Ce n'est pas l'idéal, mais il est certain que si on avait une aide pour amenuiser ces coûts, on aurait probablement plus de parents qui enverraient leur jeune chez nous.
Malgré tout cela, ce sont les parents qui doivent défrayer les coûts. Une dame est venue me rencontrer, l'automne dernier, pour envoyer ces deux fils. Elle était en situation monoparentale, travaillait dans une petite manufacture, au salaire minimum ou un peu plus. Finalement, elle ne les a pas envoyés à notre centre. C'était vraiment une question de pauvreté. Il y a un minimum que les parents peuvent assumer et nous sommes conscients que nous perdons de la clientèle de ce côté et que cela ne rend pas service.
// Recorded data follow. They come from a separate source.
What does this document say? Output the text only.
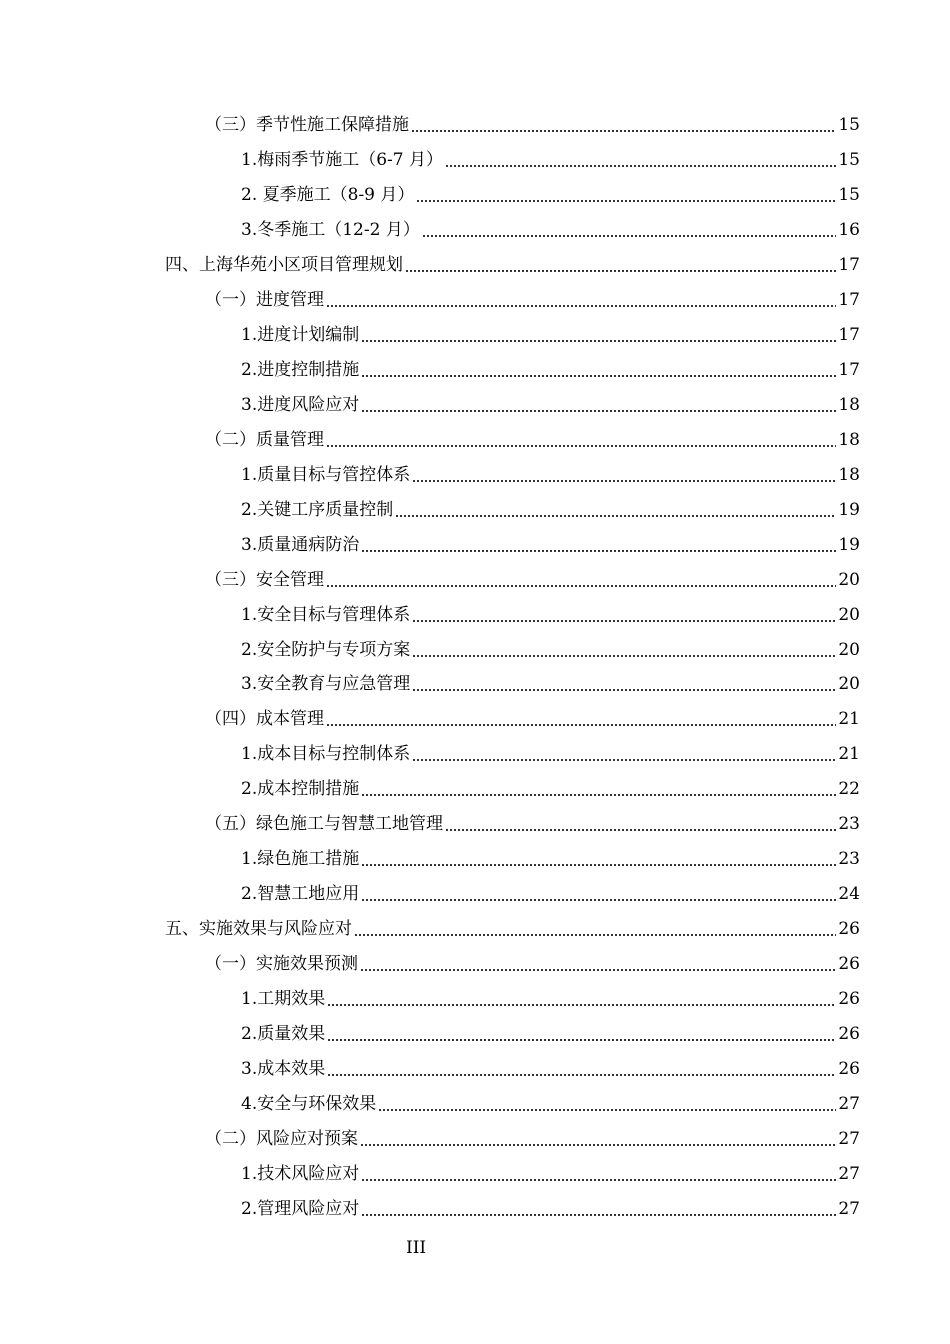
（三）季节性施工保障措施	15
1.梅雨季节施工（6-7 月）	15
2. 夏季施工（8-9 月）	15
3.冬季施工（12-2 月）	16
四、上海华苑小区项目管理规划	17
（一）进度管理	17
1.进度计划编制	17
2.进度控制措施	17
3.进度风险应对	18
（二）质量管理	18
1.质量目标与管控体系	18
2.关键工序质量控制	19
3.质量通病防治	19
（三）安全管理	20
1.安全目标与管理体系	20
2.安全防护与专项方案	20
3.安全教育与应急管理	20
（四）成本管理	21
1.成本目标与控制体系	21
2.成本控制措施	22
（五）绿色施工与智慧工地管理	23
1.绿色施工措施	23
2.智慧工地应用	24
五、实施效果与风险应对	26
（一）实施效果预测	26
1.工期效果	26
2.质量效果	26
3.成本效果	26
4.安全与环保效果	27
（二）风险应对预案	27
1.技术风险应对	27
2.管理风险应对	27
III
On en train de réfléchir sur les moyens.
[Traduction]
Le sénateur Callbeck : Vous nous avez dit que les parents jouaient un rôle majeur. C'est en ce qui concerne les coûts. Les parents jouent-ils un autre rôle? Se limite-t-on à cela?
[Français]
M. Campeau : La coopérative a un conseil d'administration composé de 11 membres, dont six parents. C'est la coopérative qui gère l'internat. Ces mêmes membres de la coopérative siègent au conseil d'établissement de l'école, qui gère toute la partie éducative. Donc, ils ont un rôle à jouer. Ils sont élus par l'assemblée générale, en bonne et due forme.
Il faut également mentionner, que nous faisons en sorte que les parents soient constamment au courant de l'évolution de leurs jeunes. Nous sommes plus pointus de ce point de vue qu'une grosse institution.
À la moindre défaillance, les parents sont mis au courant. On a besoin des parents pour motiver les jeunes à continuer, surtout les jeunes ayant un peu de difficulté. C'est essentiel à la réussite du projet.
[Traduction]
Le sénateur Callbeck : Vous avez parlé de 300 $ pour ce qui est du financement. Vous nous avez dit aussi que certaines pensions scolaires offraient une aide financière; c'est bien cela? Est-ce que ces 300 $ couvrent les frais d'exploitation? D'où viennent les crédits supplémentaires?
[Français]
M. Campeau : Les 300 $ sont uniquement pour la partie interne. Tout ce qui concerne le réseau scolaire régulier est payé par le ministère de l'Éducation. C'est gratuit au même titre que n'importe quelle école publique.
Tout ce que l'élève doit débourser au début de l'année, pour des frais mineurs, c'est environ 250 $ pour toute l'année. Toute la partie éducative est payée par le gouvernement du Québec.
La partie hébergement est à la charge des parents. Il est certain que pour un parent qui a deux enfants, cela devient plus lourd. C'est comme cela aujourd'hui, mais on y réfléchit.
[Traduction]
Le sénateur Callbeck : Toutefois, les commissions scolaires ne dispensent aucune aide financière. Est-ce que j'ai bien compris?
[Français]
M. Campeau : Au niveau des commissions scolaires, on n'a aucune aide. Le ministère de l'Éducation met quand même à la disposition des jeunes en troisième secondaire, une aide de 225 $ par mois. Les jeunes de quatrième et de cinquième secondaires, donc en fin de secondaire, sont admissibles aux prêts et bourses. Cela contribue à payer l'hébergement.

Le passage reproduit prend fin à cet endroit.